I miss sharing a bed with my husband, and there is a cool, crisp bare spot on the sheet where his body should be when I wake up.  I wake up a little sad in his absence and more than a little grateful for his sacrifice. Life is about balance, a cliché that is more tired than I am, but for now a little balance and a little cliché might help us pass the day and live to fight another night.

There is no red flag waving a warning of ill-fated parenting decisions, nothing in me that worries about our sleeping arrangement. Life is not a Lifetime movie called “Another Woman’s Warm Bed, They Should Have Shared a Mattress” and I doubt we will be sleeping in separate beds well after our children are sleeping through the night. I have a feeling; call it “women’s intuition”, that he misses sleeping next to me as much as I miss sleeping next to him.

He’s never been swift with words, his poetic contributions consist of “I love you hun, have a good day.”

I’ve always known that I can’t expect him to tell me how he feels, unless he feels gassy, but  I understand that he rises night after night like the undead to take care of our sleepless offspring because he shows his love in wordless demonstration. He is laying himself down in front of a wrecking ball in the name of love and saying the things I always wanted him to say. He loves me unconditionally, and he loves our family enough to sacrifice the things he wants for himself.  Those were the things I always wanted in a man, whether or not he could eloquently express himself.

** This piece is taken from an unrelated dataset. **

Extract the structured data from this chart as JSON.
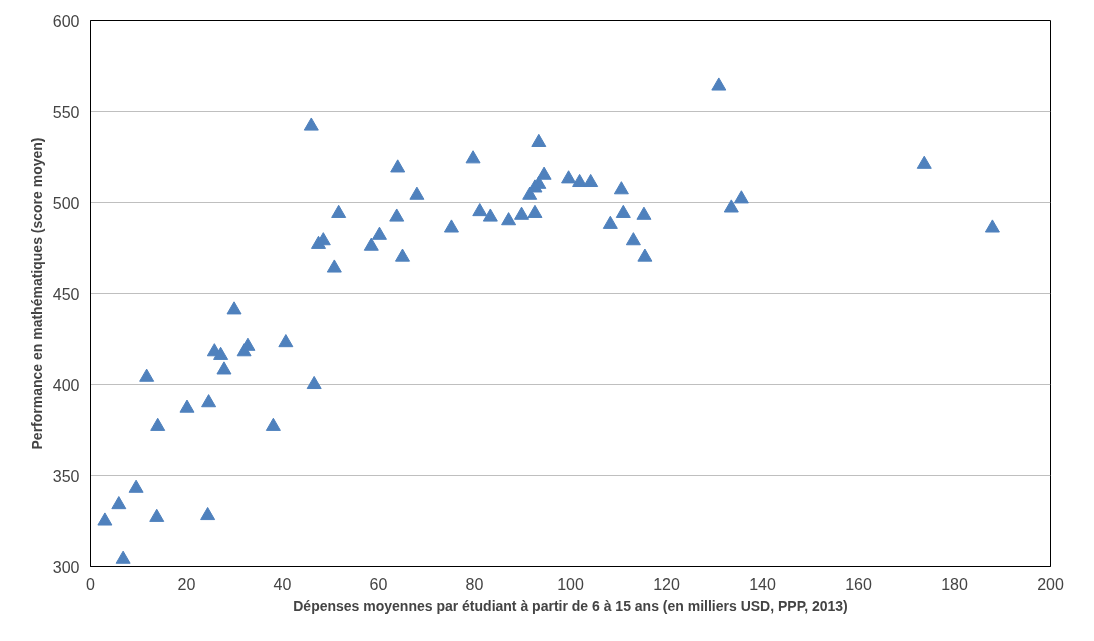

I am pregnant currently, with our third child and our first “oops”. Neither of us expected a third child. It took us by surprise and filled us with doubt. We ask each other every day if we can do this, if we are cut from the Teflon fiber required of outnumbered parents. We look at each other and know that for us there is no choice, and this baby will come home into this fold with love, and keep us up all night long. We know we will survive this and we will always be in it together.

I will have the rest I need, at least for now, because I have the partner I need to give me strength, the one I can always count on even when the future is evolving and impossible to predict.

He walks the night, fighting the sleepless demons that plague his loved ones.  He employs every trick in his book, and none of them involve waking up mom.

Sometimes heroes aren’t obvious, they don’t have capes or badges but you can tell them apart from the ordinary by their honor.

Well, honor, and extremely happy wives.